Sunday, 3 February 2008

JetPack

A very Patriot colleague has alerted me to the fact the NFL Super Bowl would be played over this weekend, so I thought it's a good opportunity to discuss some of my opinions on the NFL (and I will avoid my general distaste with having armies of fortune killing steroid induced players on all sides).

My first exposure to the NFL took place when I was around 10 years old and my father, who worked in New York at the time, gave me a New York Jets shirt. At the time I had no idea what this team was about, it was just nice to have a shirt with a jet on it. [By the way, that shirt played a big role in my life later, but that should be the subject of another post]
Next came high school, and there my friend Uri, always a big fan of anything American, has hyped the NFL quite a lot. For a change, we were actually able to watch the action on a Lebanese TV channel (albeit with some very poor reception), so we could live up to the hype. It was then that I first watched NFL and it was then that I noticed just how boring it is: interesting action takes place for a few seconds, and then you get minutes of waiting until the next action bit is on, and on top you need to add tons of commercial breaks.
Move ahead in time to 1999, the year in which Haim and Ossant got me my Sega Dreamcast (I'm still thankful). With the console I got the Sega NFL game, a game I still consider to be a standout. It was so well done! After a few lessons from Uri I actually managed to understand what was taking place on the field and really enjoy it. It got me so much into it that I even watched a few NFL games on Israeli cable and even admit to have enjoyed them, albeit not half as much as I've enjoyed football. However, with the waning of my enthusiasm with the Dreamcast came the waning of my enthusiasm towards the NFL. Still, I find it interesting to mention that I always played the Sega game with my team, the Jets.

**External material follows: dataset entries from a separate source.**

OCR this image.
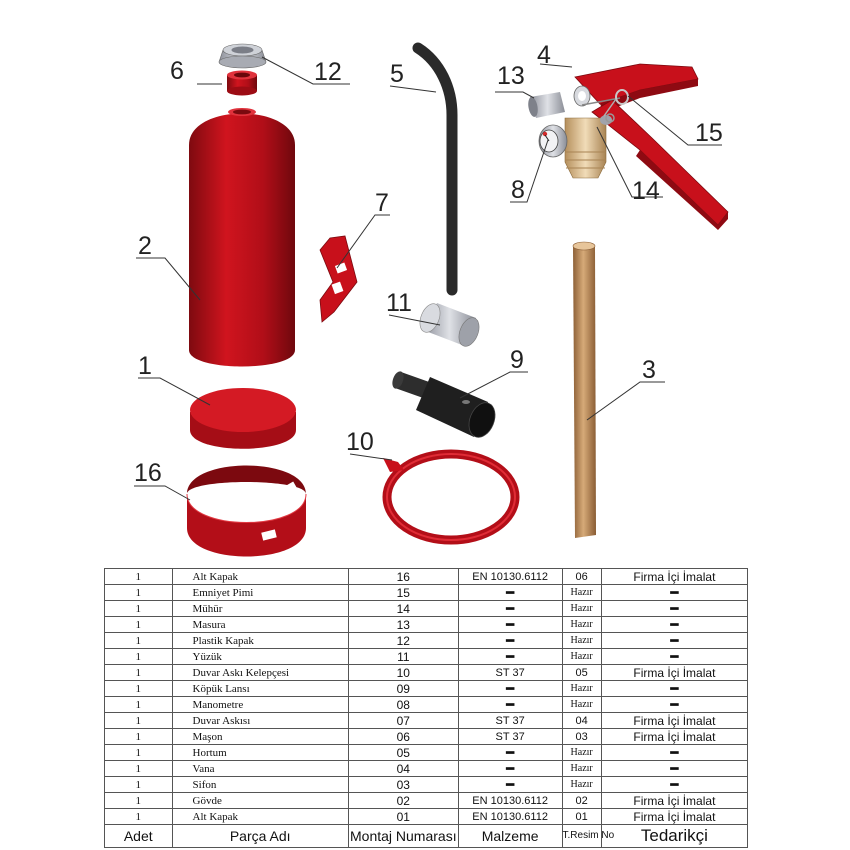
1
2
3
4
5
6
7	8
9
10
11
12	13
14
15
16
1	Alt Kapak	16	EN 10130.6112	06	Firma İçi İmalat
1	Emniyet Pimi	15	━	Hazır	━
1	Mühür	14	━	Hazır	━
1	Masura	13	━	Hazır	━
1	Plastik Kapak	12	━	Hazır	━
1	Yüzük	11	━	Hazır	━
1	Duvar Askı Kelepçesi	10	ST 37	05	Firma İçi İmalat
1	Köpük Lansı	09	━	Hazır	━
1	Manometre	08	━	Hazır	━
1	Duvar Askısı	07	ST 37	04	Firma İçi İmalat
1	Maşon	06	ST 37	03	Firma İçi İmalat
1	Hortum	05	━	Hazır	━
1	Vana	04	━	Hazır	━
1	Sifon	03	━	Hazır	━
1	Gövde	02	EN 10130.6112	02	Firma İçi İmalat
1	Alt Kapak	01	EN 10130.6112	01	Firma İçi İmalat
Adet	Parça Adı	Montaj Numarası	Malzeme	T.Resim No	Tedarikçi
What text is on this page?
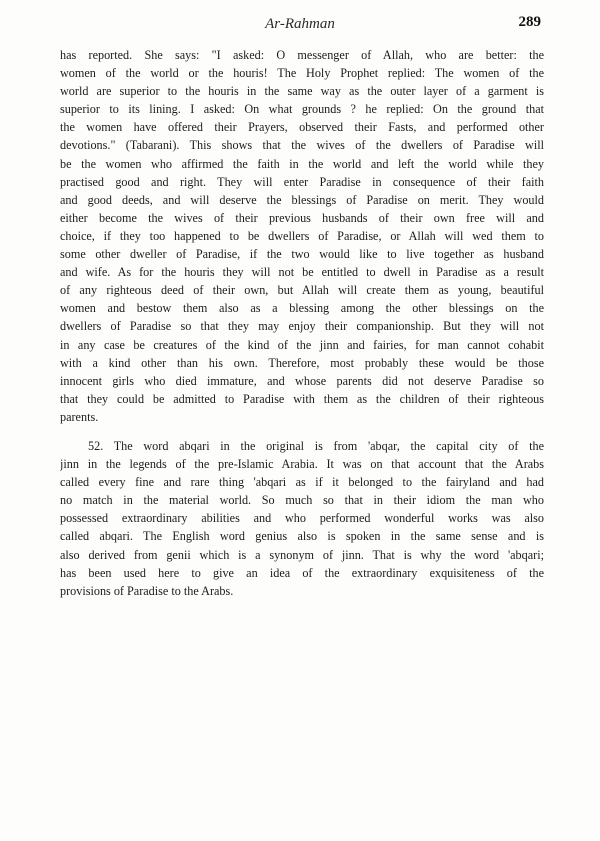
Ar-Rahman	289

has reported. She says: "I asked: O messenger of Allah, who are better: the
women of the world or the houris! The Holy Prophet replied: The women of the
world are superior to the houris in the same way as the outer layer of a garment is
superior to its lining. I asked: On what grounds ? he replied: On the ground that
the women have offered their Prayers, observed their Fasts, and performed other
devotions." (Tabarani). This shows that the wives of the dwellers of Paradise will
be the women who affirmed the faith in the world and left the world while they
practised good and right. They will enter Paradise in consequence of their faith
and good deeds, and will deserve the blessings of Paradise on merit. They would
either become the wives of their previous husbands of their own free will and
choice, if they too happened to be dwellers of Paradise, or Allah will wed them to
some other dweller of Paradise, if the two would like to live together as husband
and wife. As for the houris they will not be entitled to dwell in Paradise as a result
of any righteous deed of their own, but Allah will create them as young, beautiful
women and bestow them also as a blessing among the other blessings on the
dwellers of Paradise so that they may enjoy their companionship. But they will not
in any case be creatures of the kind of the jinn and fairies, for man cannot cohabit
with a kind other than his own. Therefore, most probably these would be those
innocent girls who died immature, and whose parents did not deserve Paradise so
that they could be admitted to Paradise with them as the children of their righteous
parents.

52. The word abqari in the original is from 'abqar, the capital city of the
jinn in the legends of the pre-Islamic Arabia. It was on that account that the Arabs
called every fine and rare thing 'abqari as if it belonged to the fairyland and had
no match in the material world. So much so that in their idiom the man who
possessed extraordinary abilities and who performed wonderful works was also
called abqari. The English word genius also is spoken in the same sense and is
also derived from genii which is a synonym of jinn. That is why the word 'abqari;
has been used here to give an idea of the extraordinary exquisiteness of the
provisions of Paradise to the Arabs.
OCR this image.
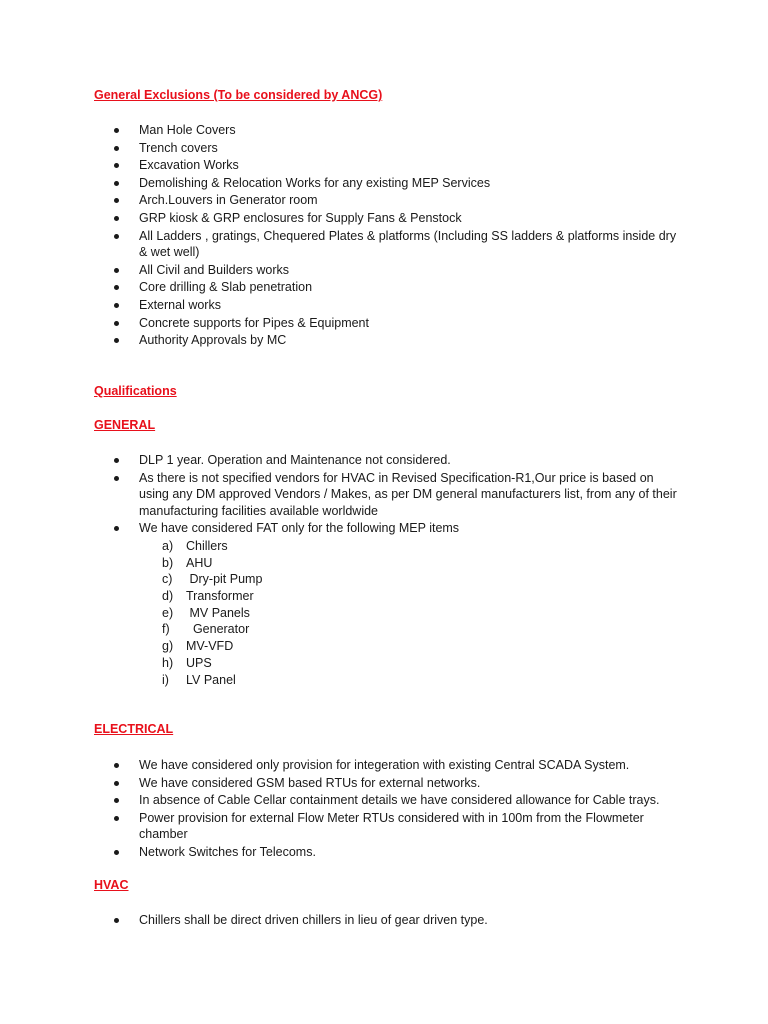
General Exclusions (To be considered by ANCG)
Man Hole Covers
Trench covers
Excavation Works
Demolishing & Relocation Works for any existing MEP Services
Arch.Louvers in Generator room
GRP kiosk & GRP enclosures for Supply Fans & Penstock
All Ladders , gratings, Chequered Plates & platforms (Including SS ladders & platforms inside dry & wet well)
All Civil and Builders works
Core drilling & Slab penetration
External works
Concrete supports for Pipes & Equipment
Authority Approvals by MC
Qualifications
GENERAL
DLP 1 year. Operation and Maintenance not considered.
As there is not specified vendors for HVAC in Revised Specification-R1,Our price is based on using any DM approved Vendors / Makes, as per DM general manufacturers list, from any of their manufacturing facilities available worldwide
We have considered FAT only for the following MEP items
a) Chillers
b) AHU
c) Dry-pit Pump
d) Transformer
e) MV Panels
f) Generator
g) MV-VFD
h) UPS
i) LV Panel
ELECTRICAL
We have considered only provision for integeration with existing Central SCADA System.
We have considered GSM based RTUs for external networks.
In absence of Cable Cellar containment details we have considered allowance for Cable trays.
Power provision for external Flow Meter RTUs considered with in 100m from the Flowmeter chamber
Network Switches for Telecoms.
HVAC
Chillers shall be direct driven chillers in lieu of gear driven type.
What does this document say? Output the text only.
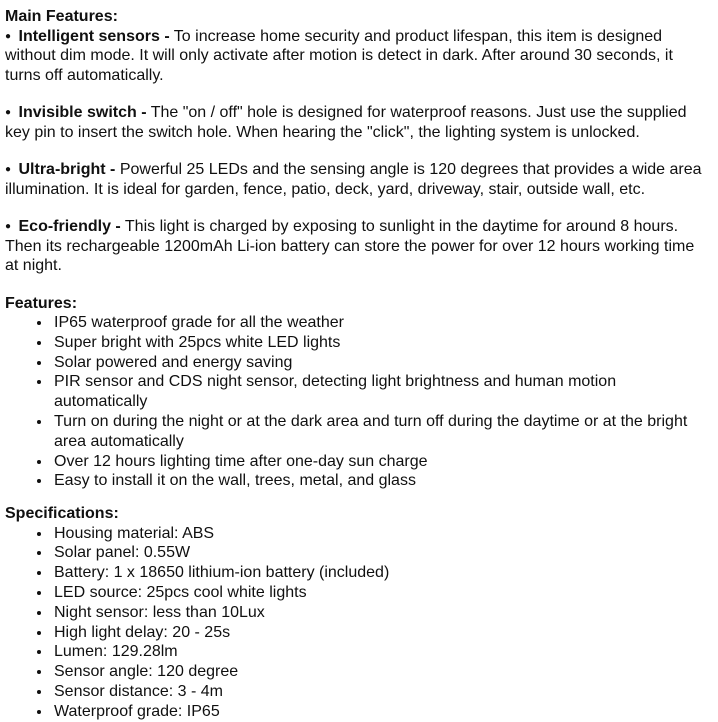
Main Features:

● Intelligent sensors - To increase home security and product lifespan, this item is designed without dim mode. It will only activate after motion is detect in dark. After around 30 seconds, it turns off automatically.

● Invisible switch - The "on / off" hole is designed for waterproof reasons. Just use the supplied key pin to insert the switch hole. When hearing the "click", the lighting system is unlocked.

● Ultra-bright - Powerful 25 LEDs and the sensing angle is 120 degrees that provides a wide area illumination. It is ideal for garden, fence, patio, deck, yard, driveway, stair, outside wall, etc.

● Eco-friendly - This light is charged by exposing to sunlight in the daytime for around 8 hours. Then its rechargeable 1200mAh Li-ion battery can store the power for over 12 hours working time at night.

Features:

• IP65 waterproof grade for all the weather
• Super bright with 25pcs white LED lights
• Solar powered and energy saving
• PIR sensor and CDS night sensor, detecting light brightness and human motion automatically
• Turn on during the night or at the dark area and turn off during the daytime or at the bright area automatically
• Over 12 hours lighting time after one-day sun charge
• Easy to install it on the wall, trees, metal, and glass

Specifications:

• Housing material: ABS
• Solar panel: 0.55W
• Battery: 1 x 18650 lithium-ion battery (included)
• LED source: 25pcs cool white lights
• Night sensor: less than 10Lux
• High light delay: 20 - 25s
• Lumen: 129.28lm
• Sensor angle: 120 degree
• Sensor distance: 3 - 4m
• Waterproof grade: IP65
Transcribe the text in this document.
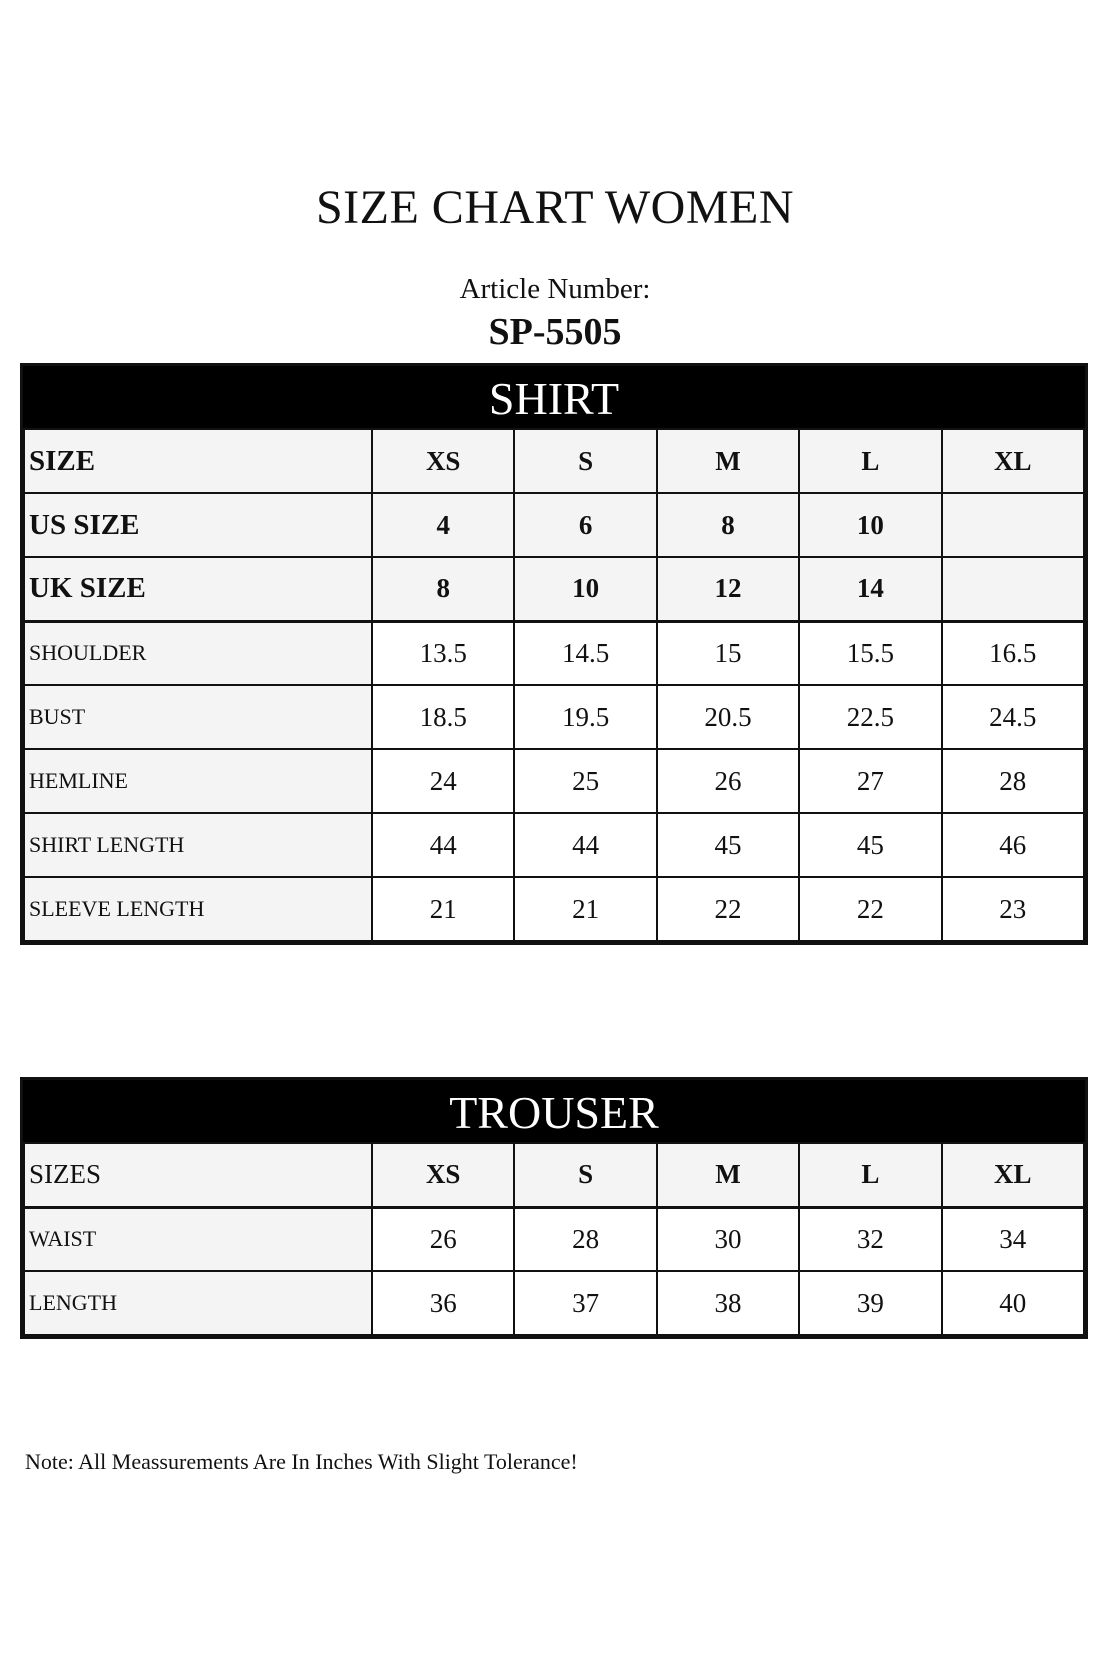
SIZE CHART WOMEN
Article Number:
SP-5505
SHIRT
SIZE	XS	S	M	L	XL
US SIZE	4	6	8	10	
UK SIZE	8	10	12	14	
SHOULDER	13.5	14.5	15	15.5	16.5
BUST	18.5	19.5	20.5	22.5	24.5
HEMLINE	24	25	26	27	28
SHIRT LENGTH	44	44	45	45	46
SLEEVE LENGTH	21	21	22	22	23
TROUSER
SIZES	XS	S	M	L	XL
WAIST	26	28	30	32	34
LENGTH	36	37	38	39	40
Note: All Meassurements Are In Inches With Slight Tolerance!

Move ahead to the current day and time. My team, Arsenal, is doing very well this year. In fact, this weekend they recaptured the Premiership's top spot, although I still believe the title belongs to Manchester United.
As I have explained recently on this very blog, I have become very indifferent to my team's success. Sure, I enjoy watching them play (they're quite the performers) and I like it when they win, but I am also very much aware that their prime motivation is money making and that they are owned by private people, some of which are of a rather dubious nature.
Which brings me back to the NFL. A couple of weeks ago I have learnt through Dorfan's excellent sports blog (Hebrew warning!) that there is an NFL team which is not there to make money for its owners. At least not directly.
Apparently, the Green Bay Packers are a team that is owned by some hundred thousand share holders from the community of Green Bay (meaning, people like you and me). These people vote and choose the people that run the club for a given duration, the team invests its profits back in town, and thus you can say that the Packers are a genuine team of their people - in much the same way as football's Barcelona or Real Madrid are run (they're probably even better at minimizing political corruption).
I like the idea. For a while I have maintained that teams should belong to their supporters, without which they have no justification to exist. And therefore I shall declare the following declaration: From now on, my NFL team is the Green Bay Packers. Sure, I will still sympathize with the Jets, and I will probably visit New York several more times in my life but never ever come close to Green Bay, but the Packers are the ones I will identify with.

Obviously, no one cares which NFL team I support. I hardly even care myself. The real question is whether I will change my allegiance in football if some team other than Arsenal decides to use a similar ownership model.
So far, the answer would have been no. After all, Barcelona is a club I have always liked, and they have always been using the democratic model (or at least for as long as I can tell), but still - when Arsenal played Barcelona, I was always pro Arsenal.
Would I switch if another top English club made the grade, though? There are now rumors that Liverpool supporters are organizing to buy the club off its current American owners. I have to say that would be tempting, but I suspect I would still maintain my Arsenality.
An Alex Ferguson led Manchester United becoming a democracy? Now that would be tempting.

4 comments:

Uri E. said...

Yes, soccer is so very interesting.
Well, my views on the matter are well known, so instead of explaining them yet again I'll just go to sleep - have to wake up at 16:30EST.

Moshe Reuveni said...

You may still indulge us with the team you support. I assume you are not a fellow Packer.

Uri E. said...

why not? I'm actually a Packers fan. At least until Farve retires.
And I have a bunch of other team I like for various reasons.

Moshe Reuveni said...

I have such teams, too. I like the 49-ers because I like San Francisco and because they used to play at 3Com stadium (and now in Monster stadium),
As for Farve, I plea ignorance, although I did read somewhere that maybe it's time he should go and let the team move on.